Out of the 12 participants, all but one spoke about the need to improve their time management and find more time.
Unfortunately time is finite.
We have just 24 hours of it in a day.
So we need to do more with what we have.
Read any article or book on time management and there will be a raft of suggestions on how to better manage your day. Ideas such as attending fewer meetings, block out time in your diary to be left undisturbed, turn off your distractions such as emails, phones and social media.
One of the biggest time wasters I see is the amount of time leaders spend clearing up someone else’s mess, doing the work of others, solving problems for others, repeating and re-iterating instructions and directions. Many leaders call this putting out bushfires and it does take a lot of time.
But what if this time could be saved?
In order improve your time management you need to address the root cause.
I am going to suggest something that probably sounds counter intuitive to saving time.
Have more conversations.
You are probably thinking “surely talking with other people takes time, and in many cases wastes precious time”.
But try to open your mind a little as you consider this.
Currently 9 out of 10 conversations fail to deliver the intended message.
If you were to change your conversations so that 9 out of 10 of them delivered, how much time would that save you?
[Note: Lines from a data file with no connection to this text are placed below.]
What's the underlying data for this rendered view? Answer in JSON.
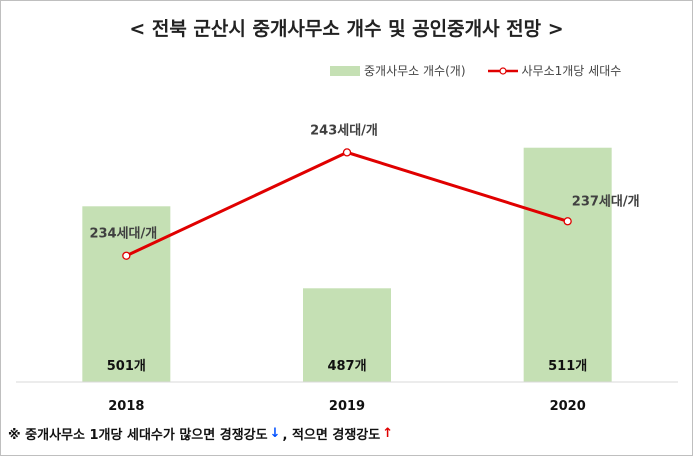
{
  "title": "< 전북 군산시 중개사무소 개수 및 공인중개사 전망 >",
  "legend": {
    "bar_label": "중개사무소 개수(개)",
    "line_label": "사무소1개당 세대수"
  },
  "colors": {
    "bar": "#c5e0b4",
    "line": "#e00000",
    "marker_fill": "#ffffff",
    "up_arrow": "#e00000",
    "down_arrow": "#0050ff"
  },
  "chart_data": {
    "type": "bar",
    "categories": [
      "2018",
      "2019",
      "2020"
    ],
    "series": [
      {
        "name": "중개사무소 개수(개)",
        "type": "bar",
        "values": [
          501,
          487,
          511
        ],
        "labels": [
          "501개",
          "487개",
          "511개"
        ],
        "axis": "left",
        "ylim": [
          471,
          520
        ]
      },
      {
        "name": "사무소1개당 세대수",
        "type": "line",
        "values": [
          234,
          243,
          237
        ],
        "labels": [
          "234세대/개",
          "243세대/개",
          "237세대/개"
        ],
        "axis": "right",
        "ylim": [
          223,
          248
        ]
      }
    ],
    "xlabel": "",
    "ylabel": "",
    "grid": false,
    "legend_position": "top-right"
  },
  "footnote": {
    "prefix": "※ 중개사무소 1개당 세대수가 많으면 경쟁강도",
    "down_arrow": "↓",
    "middle": ", 적으면 경쟁강도",
    "up_arrow": "↑"
  }
}
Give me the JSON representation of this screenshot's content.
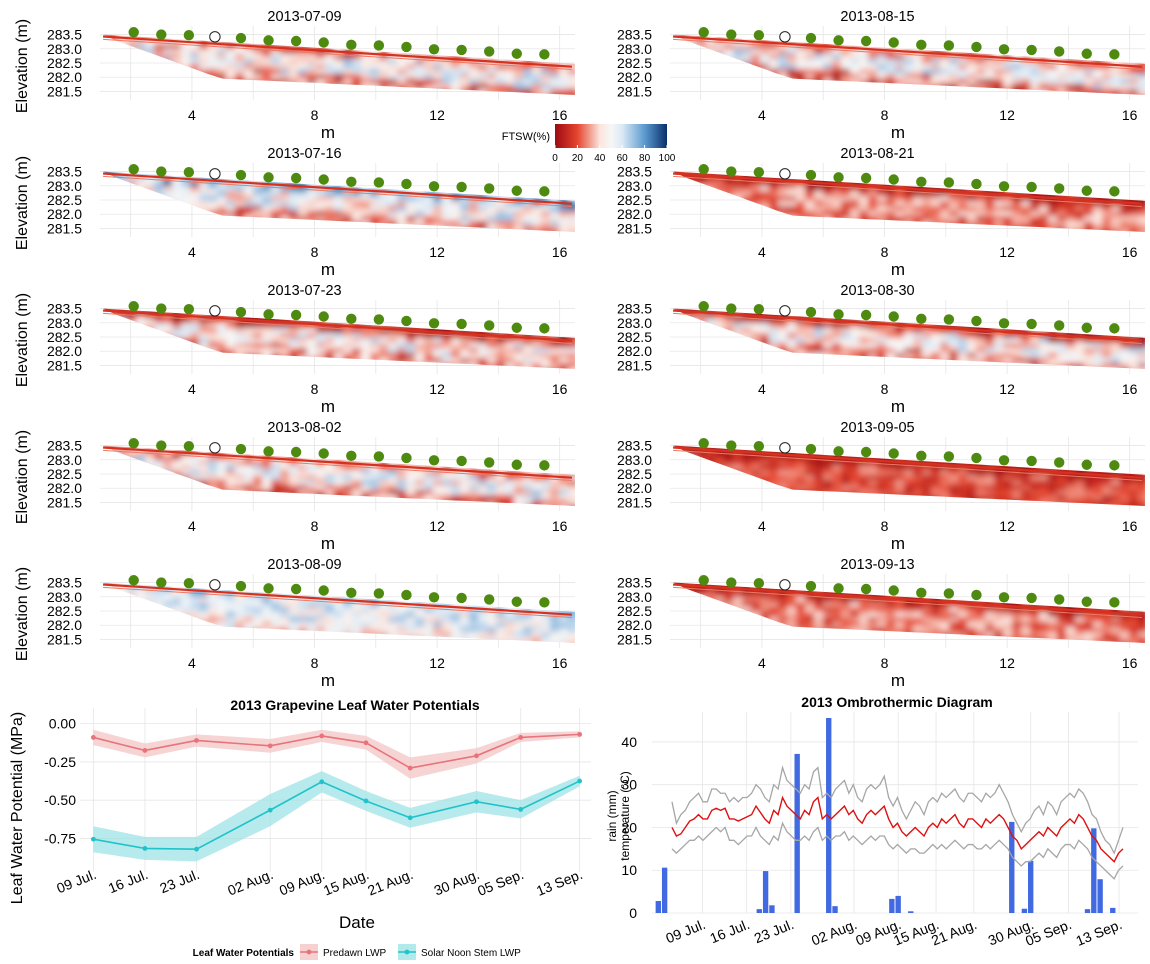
{
  "colors": {
    "predawn": "#e8737a",
    "predawn_band": "#f4c6c6",
    "noon": "#1fc3c9",
    "noon_band": "#9fe3e6",
    "rain": "#4169e1",
    "temp_mean": "#dd1111",
    "temp_minmax": "#a6a6a6",
    "sensor_dot": "#4f8a10",
    "grid": "#e6e6e6"
  },
  "chart_data": [
    {
      "type": "heatmap",
      "title": "2013-07-09",
      "xlabel": "m",
      "ylabel": "Elevation (m)",
      "x_ticks": [
        "4",
        "8",
        "12",
        "16"
      ],
      "y_ticks": [
        "283.5",
        "283.0",
        "282.5",
        "282.0",
        "281.5"
      ],
      "xlim": [
        1,
        16.5
      ],
      "ylim": [
        281.2,
        283.8
      ],
      "wetness": "mixed"
    },
    {
      "type": "heatmap",
      "title": "2013-08-15",
      "xlabel": "m",
      "ylabel": "",
      "x_ticks": [
        "4",
        "8",
        "12",
        "16"
      ],
      "y_ticks": [
        "283.5",
        "283.0",
        "282.5",
        "282.0",
        "281.5"
      ],
      "xlim": [
        1,
        16.5
      ],
      "ylim": [
        281.2,
        283.8
      ],
      "wetness": "mixed"
    },
    {
      "type": "heatmap",
      "title": "2013-07-16",
      "xlabel": "m",
      "ylabel": "Elevation (m)",
      "x_ticks": [
        "4",
        "8",
        "12",
        "16"
      ],
      "y_ticks": [
        "283.5",
        "283.0",
        "282.5",
        "282.0",
        "281.5"
      ],
      "xlim": [
        1,
        16.5
      ],
      "ylim": [
        281.2,
        283.8
      ],
      "wetness": "wet-top"
    },
    {
      "type": "heatmap",
      "title": "2013-08-21",
      "xlabel": "m",
      "ylabel": "",
      "x_ticks": [
        "4",
        "8",
        "12",
        "16"
      ],
      "y_ticks": [
        "283.5",
        "283.0",
        "282.5",
        "282.0",
        "281.5"
      ],
      "xlim": [
        1,
        16.5
      ],
      "ylim": [
        281.2,
        283.8
      ],
      "wetness": "dry"
    },
    {
      "type": "heatmap",
      "title": "2013-07-23",
      "xlabel": "m",
      "ylabel": "Elevation (m)",
      "x_ticks": [
        "4",
        "8",
        "12",
        "16"
      ],
      "y_ticks": [
        "283.5",
        "283.0",
        "282.5",
        "282.0",
        "281.5"
      ],
      "xlim": [
        1,
        16.5
      ],
      "ylim": [
        281.2,
        283.8
      ],
      "wetness": "dry-top"
    },
    {
      "type": "heatmap",
      "title": "2013-08-30",
      "xlabel": "m",
      "ylabel": "",
      "x_ticks": [
        "4",
        "8",
        "12",
        "16"
      ],
      "y_ticks": [
        "283.5",
        "283.0",
        "282.5",
        "282.0",
        "281.5"
      ],
      "xlim": [
        1,
        16.5
      ],
      "ylim": [
        281.2,
        283.8
      ],
      "wetness": "dry-top"
    },
    {
      "type": "heatmap",
      "title": "2013-08-02",
      "xlabel": "m",
      "ylabel": "Elevation (m)",
      "x_ticks": [
        "4",
        "8",
        "12",
        "16"
      ],
      "y_ticks": [
        "283.5",
        "283.0",
        "282.5",
        "282.0",
        "281.5"
      ],
      "xlim": [
        1,
        16.5
      ],
      "ylim": [
        281.2,
        283.8
      ],
      "wetness": "mixed"
    },
    {
      "type": "heatmap",
      "title": "2013-09-05",
      "xlabel": "m",
      "ylabel": "",
      "x_ticks": [
        "4",
        "8",
        "12",
        "16"
      ],
      "y_ticks": [
        "283.5",
        "283.0",
        "282.5",
        "282.0",
        "281.5"
      ],
      "xlim": [
        1,
        16.5
      ],
      "ylim": [
        281.2,
        283.8
      ],
      "wetness": "very-dry"
    },
    {
      "type": "heatmap",
      "title": "2013-08-09",
      "xlabel": "m",
      "ylabel": "Elevation (m)",
      "x_ticks": [
        "4",
        "8",
        "12",
        "16"
      ],
      "y_ticks": [
        "283.5",
        "283.0",
        "282.5",
        "282.0",
        "281.5"
      ],
      "xlim": [
        1,
        16.5
      ],
      "ylim": [
        281.2,
        283.8
      ],
      "wetness": "wet"
    },
    {
      "type": "heatmap",
      "title": "2013-09-13",
      "xlabel": "m",
      "ylabel": "",
      "x_ticks": [
        "4",
        "8",
        "12",
        "16"
      ],
      "y_ticks": [
        "283.5",
        "283.0",
        "282.5",
        "282.0",
        "281.5"
      ],
      "xlim": [
        1,
        16.5
      ],
      "ylim": [
        281.2,
        283.8
      ],
      "wetness": "dry"
    },
    {
      "type": "line",
      "title": "2013 Grapevine Leaf Water Potentials",
      "xlabel": "Date",
      "ylabel": "Leaf Water Potential (MPa)",
      "categories": [
        "09 Jul.",
        "16 Jul.",
        "23 Jul.",
        "02 Aug.",
        "09 Aug.",
        "15 Aug.",
        "21 Aug.",
        "30 Aug.",
        "05 Sep.",
        "13 Sep."
      ],
      "x_days": [
        "2013-07-09",
        "2013-07-16",
        "2013-07-23",
        "2013-08-02",
        "2013-08-09",
        "2013-08-15",
        "2013-08-21",
        "2013-08-30",
        "2013-09-05",
        "2013-09-13"
      ],
      "y_ticks": [
        "0.00",
        "-0.25",
        "-0.50",
        "-0.75"
      ],
      "ylim": [
        -0.93,
        0.05
      ],
      "legend_title": "Leaf Water Potentials",
      "legend_position": "bottom",
      "series": [
        {
          "name": "Predawn LWP",
          "values": [
            -0.09,
            -0.175,
            -0.11,
            -0.145,
            -0.08,
            -0.125,
            -0.29,
            -0.21,
            -0.09,
            -0.07
          ],
          "lower": [
            -0.14,
            -0.22,
            -0.15,
            -0.19,
            -0.12,
            -0.17,
            -0.36,
            -0.26,
            -0.12,
            -0.09
          ],
          "upper": [
            -0.04,
            -0.13,
            -0.07,
            -0.1,
            -0.04,
            -0.08,
            -0.22,
            -0.16,
            -0.06,
            -0.05
          ]
        },
        {
          "name": "Solar Noon Stem LWP",
          "values": [
            -0.755,
            -0.815,
            -0.82,
            -0.565,
            -0.38,
            -0.505,
            -0.615,
            -0.51,
            -0.56,
            -0.375
          ],
          "lower": [
            -0.84,
            -0.89,
            -0.9,
            -0.67,
            -0.45,
            -0.57,
            -0.68,
            -0.58,
            -0.62,
            -0.41
          ],
          "upper": [
            -0.67,
            -0.74,
            -0.74,
            -0.46,
            -0.31,
            -0.44,
            -0.55,
            -0.44,
            -0.5,
            -0.34
          ]
        }
      ]
    },
    {
      "type": "bar",
      "title": "2013 Ombrothermic Diagram",
      "ylabel": "rain (mm)\ntemperature (°C)",
      "categories": [
        "09 Jul.",
        "16 Jul.",
        "23 Jul.",
        "02 Aug.",
        "09 Aug.",
        "15 Aug.",
        "21 Aug.",
        "30 Aug.",
        "05 Sep.",
        "13 Sep."
      ],
      "x_days": [
        "2013-07-09",
        "2013-07-16",
        "2013-07-23",
        "2013-08-02",
        "2013-08-09",
        "2013-08-15",
        "2013-08-21",
        "2013-08-30",
        "2013-09-05",
        "2013-09-13"
      ],
      "date_range": [
        "2013-07-01",
        "2013-09-16"
      ],
      "y_ticks": [
        "0",
        "10",
        "20",
        "30",
        "40"
      ],
      "ylim": [
        0,
        47
      ],
      "rain": [
        {
          "date": "2013-07-02",
          "mm": 2.8
        },
        {
          "date": "2013-07-03",
          "mm": 10.6
        },
        {
          "date": "2013-07-18",
          "mm": 0.9
        },
        {
          "date": "2013-07-19",
          "mm": 9.8
        },
        {
          "date": "2013-07-20",
          "mm": 1.8
        },
        {
          "date": "2013-07-24",
          "mm": 37.2
        },
        {
          "date": "2013-07-29",
          "mm": 45.6
        },
        {
          "date": "2013-07-30",
          "mm": 1.6
        },
        {
          "date": "2013-08-08",
          "mm": 3.3
        },
        {
          "date": "2013-08-09",
          "mm": 4.0
        },
        {
          "date": "2013-08-11",
          "mm": 0.4
        },
        {
          "date": "2013-08-27",
          "mm": 21.3
        },
        {
          "date": "2013-08-29",
          "mm": 1.0
        },
        {
          "date": "2013-08-30",
          "mm": 12.2
        },
        {
          "date": "2013-09-08",
          "mm": 0.9
        },
        {
          "date": "2013-09-09",
          "mm": 19.8
        },
        {
          "date": "2013-09-10",
          "mm": 7.9
        },
        {
          "date": "2013-09-12",
          "mm": 1.2
        }
      ],
      "temp_mean": [
        20,
        18,
        18.5,
        20,
        21.5,
        22,
        23,
        22,
        22,
        24,
        24.5,
        24,
        24.5,
        22,
        22,
        21.5,
        22,
        22.5,
        23,
        25,
        23.5,
        22,
        21,
        24,
        23,
        27,
        25,
        24,
        23,
        22,
        24,
        23,
        26,
        27,
        22,
        23,
        22,
        23,
        24,
        25,
        23,
        24,
        22,
        21,
        23,
        24,
        23,
        24,
        25,
        22,
        20,
        21,
        19,
        18,
        19,
        20,
        19,
        18,
        20,
        21,
        20,
        22,
        21,
        22,
        23,
        21,
        20,
        22,
        22,
        21,
        20,
        22,
        21,
        22,
        23,
        22,
        20,
        18,
        17,
        15,
        16,
        17,
        18,
        19,
        18,
        20,
        19,
        18,
        20,
        21,
        22,
        21,
        23,
        22,
        20,
        18,
        17,
        15,
        14,
        13,
        12,
        14,
        15
      ],
      "temp_max": [
        26,
        21,
        23,
        24,
        26,
        27,
        28,
        26,
        26,
        29,
        29,
        28,
        28,
        26,
        27,
        26,
        27,
        27,
        28,
        30,
        29,
        27,
        26,
        30,
        29,
        34,
        31,
        30,
        29,
        28,
        30,
        29,
        33,
        34,
        27,
        28,
        27,
        29,
        30,
        31,
        28,
        30,
        27,
        26,
        29,
        30,
        29,
        30,
        32,
        27,
        25,
        27,
        24,
        22,
        24,
        26,
        25,
        23,
        26,
        27,
        26,
        28,
        27,
        28,
        29,
        27,
        26,
        28,
        28,
        27,
        26,
        28,
        27,
        28,
        30,
        28,
        26,
        23,
        21,
        19,
        21,
        22,
        24,
        25,
        23,
        26,
        25,
        23,
        26,
        27,
        28,
        27,
        29,
        28,
        26,
        23,
        22,
        19,
        17,
        16,
        14,
        17,
        20
      ],
      "temp_min": [
        15,
        14,
        15,
        16,
        17,
        17,
        18,
        17,
        18,
        19,
        20,
        19,
        20,
        17,
        17,
        16,
        17,
        18,
        18,
        20,
        18,
        17,
        16,
        18,
        17,
        21,
        19,
        18,
        17,
        17,
        18,
        17,
        19,
        20,
        17,
        18,
        17,
        18,
        18,
        19,
        17,
        18,
        17,
        16,
        17,
        18,
        17,
        18,
        18,
        16,
        15,
        16,
        15,
        14,
        15,
        15,
        14,
        14,
        15,
        16,
        15,
        16,
        15,
        16,
        17,
        16,
        15,
        16,
        16,
        15,
        15,
        16,
        15,
        16,
        17,
        16,
        15,
        13,
        12,
        11,
        12,
        12,
        13,
        14,
        13,
        15,
        14,
        13,
        15,
        16,
        16,
        15,
        17,
        16,
        15,
        13,
        12,
        11,
        10,
        9,
        8,
        10,
        11
      ]
    }
  ],
  "colorbar": {
    "label": "FTSW(%)",
    "ticks": [
      "0",
      "20",
      "40",
      "60",
      "80",
      "100"
    ],
    "range": [
      0,
      100
    ]
  }
}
Here are some conversations that commonly fail
- Conversations about vision and values statements that fail to engage the hearts and minds of others
- Conversations about deliverables such as quality and quantity that are unclear or inconsistent
- Conversations about expectations on performance and conduct that are inconsistent across the team
- Conversations to scope out projects and processes that are too brief, underestimate, and assume too much
- Conversations that instruct / direct others that assume too much or not enough knowledge
- Conversations that trigger distrust and fear in others
- Conversations that judge / criticise others
- Conversations that shut down other people’s chance to provide input
- Conversations to solve systemic interdepartmental conflicts that dance around the root cause
- Conversations that are all about selling your idea rather than listening to other’s.
- Create an environment where your team and colleagues feel safe to ask you for help / further instructions / more autonomy / greater challenge. Use this as an opportunity to delegate work &/or develop others.
- Be crystal clear and consistent about your expectations of others regarding performance, conduct, quality and quantity.
- Talk less and ask more questions for which you don’t have answers. This will encourage others to solve the problems themselves. Use questions like “what would you do?”, “what haven’t you tried?”, “who do you need to speak to?”
- If people say/indicate they understand, don’t assume they do. Ask one more question like “can you go through what you understand from what we have just spoken about?”
- Try replacing conversation stopping & fear invoking “yes but’s” with “yes and….”. You will create more positive energy that generates new ideas and solutions
- Get people thinking deeper by replacing “why” questions with “how” / “what” questions. For example ask “What do you think happened here” instead of “why did this happen”.